Bagi anggota keluarga yang laki-laki akan ada undangan untuk makan bersama di masjid, sementara yang perempuan menunggu di rumah karenapada hari yang sama juga dibagikan kuah beulangong untuk keluarga di rumah. Sehingga semua anggota keluarga kebagian ikut ber-kenduri bukber itu.
Biasanya antar kampung saling mengundang koleganya untuk ikut dalam bukber tersebut, sebagai salah satu tradisi membangun silaturahmi  dan menguatkan ikatan sosial.
Sementara masing-masing rumah, diberi keleluasaan apakah juga akan mengundang tamu bagi yang berkecukupan, dan umumnya undangan masih kerabat atau anggota keluarga untuk ikut menikmati suasana kenduri di rumah yang mengundang bukber.
Tradisi itu menjadi momen penuh kenangan, terutama bagi saya dan keluarga, karena biasanya kami menyediakan "bue khulah" atau nasi yang dibungkus daun--semacam nasi timbel.

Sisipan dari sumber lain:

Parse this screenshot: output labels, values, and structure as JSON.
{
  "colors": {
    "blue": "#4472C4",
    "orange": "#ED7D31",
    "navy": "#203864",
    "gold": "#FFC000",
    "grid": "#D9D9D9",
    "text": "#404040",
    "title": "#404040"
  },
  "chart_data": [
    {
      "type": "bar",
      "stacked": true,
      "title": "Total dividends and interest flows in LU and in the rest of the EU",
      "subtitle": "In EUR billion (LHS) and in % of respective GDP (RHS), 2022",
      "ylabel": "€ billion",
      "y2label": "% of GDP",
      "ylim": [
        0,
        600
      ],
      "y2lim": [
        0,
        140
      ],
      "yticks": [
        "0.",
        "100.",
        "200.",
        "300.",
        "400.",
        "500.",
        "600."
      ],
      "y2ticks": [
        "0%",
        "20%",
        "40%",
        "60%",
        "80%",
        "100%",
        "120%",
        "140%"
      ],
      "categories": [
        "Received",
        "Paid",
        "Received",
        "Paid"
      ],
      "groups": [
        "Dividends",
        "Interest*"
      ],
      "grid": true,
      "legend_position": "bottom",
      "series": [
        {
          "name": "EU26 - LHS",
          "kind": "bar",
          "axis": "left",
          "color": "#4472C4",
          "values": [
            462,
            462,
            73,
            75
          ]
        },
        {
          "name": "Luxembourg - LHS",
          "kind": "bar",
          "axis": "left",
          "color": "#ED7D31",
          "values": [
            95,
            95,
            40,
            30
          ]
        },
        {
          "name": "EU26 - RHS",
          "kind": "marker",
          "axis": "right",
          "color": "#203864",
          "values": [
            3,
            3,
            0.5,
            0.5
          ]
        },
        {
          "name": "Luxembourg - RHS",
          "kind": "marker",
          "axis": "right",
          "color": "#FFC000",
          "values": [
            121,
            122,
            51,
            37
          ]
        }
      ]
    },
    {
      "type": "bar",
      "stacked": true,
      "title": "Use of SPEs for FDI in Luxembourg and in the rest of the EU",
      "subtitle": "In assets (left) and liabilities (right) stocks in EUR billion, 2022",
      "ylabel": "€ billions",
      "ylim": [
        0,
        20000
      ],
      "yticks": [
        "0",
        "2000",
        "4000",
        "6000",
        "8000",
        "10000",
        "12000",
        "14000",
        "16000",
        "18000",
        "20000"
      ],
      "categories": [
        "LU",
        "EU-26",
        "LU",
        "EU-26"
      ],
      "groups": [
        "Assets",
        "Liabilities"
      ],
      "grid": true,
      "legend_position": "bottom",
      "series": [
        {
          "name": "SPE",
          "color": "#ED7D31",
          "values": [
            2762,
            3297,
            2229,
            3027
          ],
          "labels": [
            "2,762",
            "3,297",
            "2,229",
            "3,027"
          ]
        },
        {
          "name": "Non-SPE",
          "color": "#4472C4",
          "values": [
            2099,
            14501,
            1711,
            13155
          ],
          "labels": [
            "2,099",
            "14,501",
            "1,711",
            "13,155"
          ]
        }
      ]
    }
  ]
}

Sebagai makanan utama yang dinikmati bersama lauk dan "kuah beulangong".
Namun sebenarnya penting untuk diingat bahwa nilai atau urgensi suatu acara atau kegiatan seperti bukber bisa sangat bervariasi tergantung pada konteks dan sudut pandang kita.
Namun bukber bersama sahabat lama patut selalu diagendakan sebagai kesempatan kita menguatkan silaturahmi, dalam kesempatan yang langka setiap tahunnya saat ramadan. Selamat bersilaturahmi kembali.